La sonnette d’alarme sur les risques majeurs est tirée depuis longtemps et ce rapport de la Banque mondiale ne fait que les remettre en avant, surtout après l’épisode des incendies et de sécheresse que nous avons vécus l’été passé.
Cependant, le rapport met aussi en avant des aspects positifs comme l’existence de dispositifs et de mécanismes de gestion de ces risques majeurs.
- Comment expliquez-vous le fait que le document soit contesté sachant que ce n’est pas la première fois que les conclusions de rapports d’institutions internationales soient critiquées ?
Pour le moment, l’interlocuteur officiel de la Banque mondiale et qui est le gouvernement algérien n’a pas contesté le rapport et ce serait aller vite en besogne de dire que le rapport est contesté.
Bien sûr, les experts et autres entités indépendantes ont parfaitement le droit de critiquer ce genre de travail, sur la forme et le fond, dans le cadre d’un débat technique qui doit rester objectif, notamment envers un partenaire stratégique dont nous faisons partie et aux mécanismes de fonctionnement duquel nous participons, y compris les mécanismes d’évaluation.
Il est tout à fait normal que nous puissions avoir des réserves sur certains points de documents produits par des instances internationales, mais nous devons aussi être très vigilants en période d’élaboration pour s’assurer de ne pas avoir de surprises quand les rapports sont publiés, bien que ce dernier rapport de la Banque mondiale n’en contienne pas vraiment.
Le plus important pour la partie algérienne est de savoir s’appuyer sur les conclusions de ce genre de rapport pour progresser et communiquer sur ces progrès. Derrière, il y a toute une stratégie d’image à construire, et ce n’est pas en critiquant un rapport fait par des experts qu’on améliore notre image, mais c’est en améliorant nos indicateurs et en communiquant sur nos performances.

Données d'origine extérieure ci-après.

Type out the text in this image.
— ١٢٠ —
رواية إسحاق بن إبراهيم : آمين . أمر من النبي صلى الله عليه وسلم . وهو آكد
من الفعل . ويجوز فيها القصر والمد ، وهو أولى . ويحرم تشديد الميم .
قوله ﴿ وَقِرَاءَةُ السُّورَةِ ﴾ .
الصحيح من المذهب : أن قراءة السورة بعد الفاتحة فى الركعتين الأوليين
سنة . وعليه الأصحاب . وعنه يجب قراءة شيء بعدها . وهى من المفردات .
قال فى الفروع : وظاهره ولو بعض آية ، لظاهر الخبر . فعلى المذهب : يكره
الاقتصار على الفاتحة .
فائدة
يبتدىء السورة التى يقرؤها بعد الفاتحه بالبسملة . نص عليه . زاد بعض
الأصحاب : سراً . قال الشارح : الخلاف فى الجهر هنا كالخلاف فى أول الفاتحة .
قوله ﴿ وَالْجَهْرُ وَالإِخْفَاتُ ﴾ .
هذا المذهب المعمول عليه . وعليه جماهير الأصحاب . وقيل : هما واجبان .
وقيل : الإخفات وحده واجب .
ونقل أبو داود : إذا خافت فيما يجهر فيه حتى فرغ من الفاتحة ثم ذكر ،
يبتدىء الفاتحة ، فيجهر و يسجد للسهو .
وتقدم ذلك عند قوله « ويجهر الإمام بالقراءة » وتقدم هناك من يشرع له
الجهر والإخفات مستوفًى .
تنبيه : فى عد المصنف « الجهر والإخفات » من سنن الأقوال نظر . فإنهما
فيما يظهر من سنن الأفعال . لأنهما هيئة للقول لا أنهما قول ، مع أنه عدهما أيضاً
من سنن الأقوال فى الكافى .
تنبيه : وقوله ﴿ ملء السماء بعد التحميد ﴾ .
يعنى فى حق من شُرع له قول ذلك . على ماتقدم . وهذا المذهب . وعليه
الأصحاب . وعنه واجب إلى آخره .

Nous faisons partie d’une communauté internationale et nous devons accepter des codes et des modes de fonctionnement des instances de cette communauté internationale. Nous devons aussi mettre en exergue ce qui est positif dans les rapports internationaux.
- A la lumière de ce constat et de celui de la Banque d’Algérie, comment s’annoncent les perspectives pour 2022 ?

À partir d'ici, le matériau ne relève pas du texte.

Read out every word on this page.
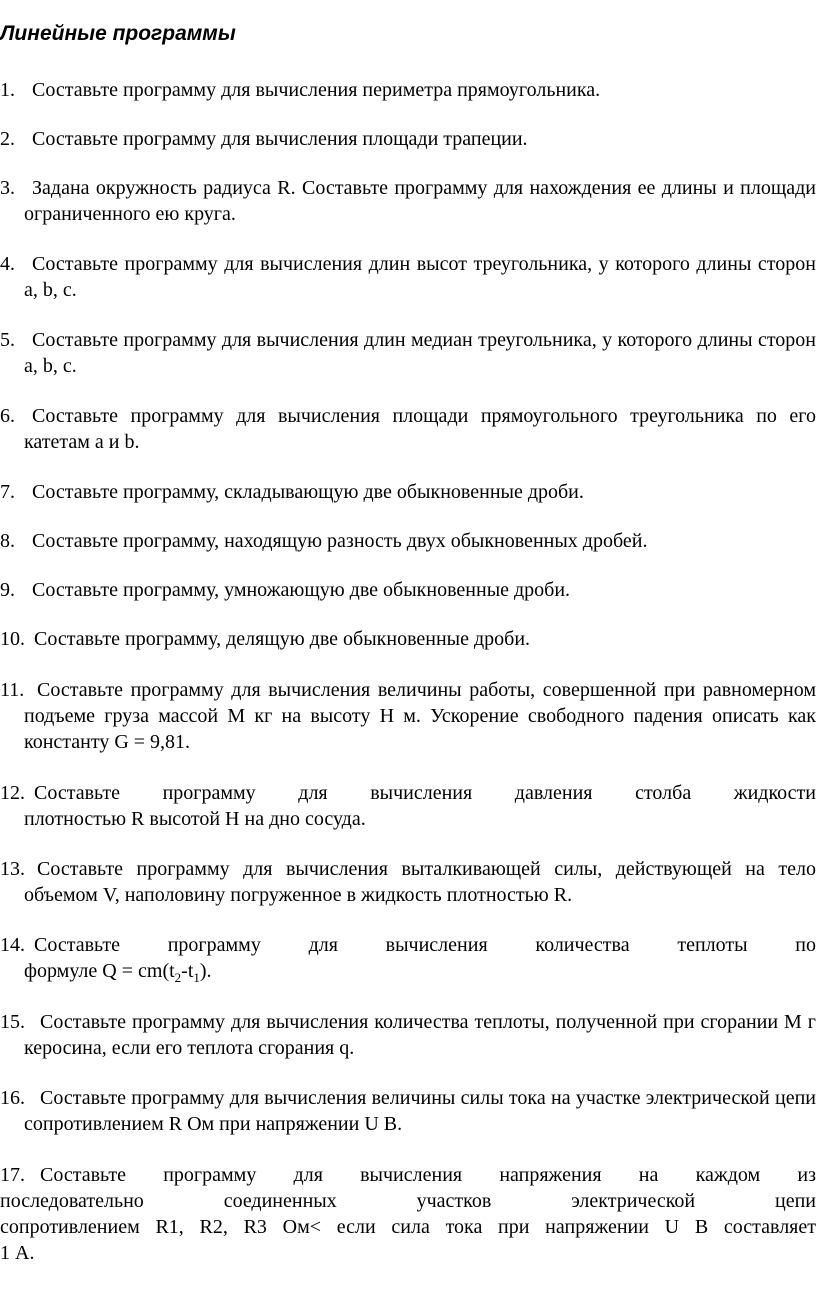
Линейные программы
1. Составьте программу для вычисления периметра прямоугольника.
2. Составьте программу для вычисления площади трапеции.
3. Задана окружность радиуса R. Составьте программу для нахождения ее длины и площади ограниченного ею круга.
4. Составьте программу для вычисления длин высот треугольника, у которого длины сторон a, b, c.
5. Составьте программу для вычисления длин медиан треугольника, у которого длины сторон a, b, c.
6. Составьте программу для вычисления площади прямоугольного треугольника по его катетам a и b.
7. Составьте программу, складывающую две обыкновенные дроби.
8. Составьте программу, находящую разность двух обыкновенных дробей.
9. Составьте программу, умножающую две обыкновенные дроби.
10. Составьте программу, делящую две обыкновенные дроби.
11. Составьте программу для вычисления величины работы, совершенной при равномерном подъеме груза массой М кг на высоту Н м. Ускорение свободного падения описать как константу G = 9,81.
12. Составьте программу для вычисления давления столба жидкости
плотностью R высотой H на дно сосуда.
13. Составьте программу для вычисления выталкивающей силы, действующей на тело объемом V, наполовину погруженное в жидкость плотностью R.
14. Составьте программу для вычисления количества теплоты по
формуле $Q = cm(t_2-t_1)$.
15. Составьте программу для вычисления количества теплоты, полученной при сгорании М г керосина, если его теплота сгорания q.
16. Составьте программу для вычисления величины силы тока на участке электрической цепи сопротивлением R Ом при напряжении U В.
17. Составьте программу для вычисления напряжения на каждом из
последовательно соединенных участков электрической цепи
сопротивлением R1, R2, R3 Ом< если сила тока при напряжении U В составляет
1 А.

L’enjeu économique pour l’Algérie reste dans le triptyque de la débureaucratisation et la libération de l’acte d’entreprendre, l’amélioration de la gouvernance, notamment la redevabilité de l’administration, et de la diversification économique, qui ne peut se faire que si on libère l’investissement et que l’on met les moyens adéquats pour un environnement propice aux affaires. Si on s’engage rapidement dans ces trois voies, les perspectives à moyen terme ne peuvent que s’améliorer.
A court terme, 2022 restera tributaire de trois paramètres : le cours des hydrocarbures, la manière d’utiliser les revenus excédentaires si les cours restent hauts, et la vitesse d’engagement des réformes au travers d’actes déterminants. D’une manière générale, il vaut mieux engager les réformes les plus difficiles quand on a de l’argent que quand on est dos au mur.
- Quels sont les principaux défis à relever dans l’immédiat ?
Le principal défi dans l’immédiat, c’est la capacité du gouvernement à opérationnaliser son programme. Deux ans sont passés sur le mandat présidentiel et il me paraît important que des choses concrètes sur les aspects de fond puissent commencer à apparaître. Beaucoup de choses sont déjà annoncées dans le programme du gouvernement, et il faudrait les mettre en œuvre.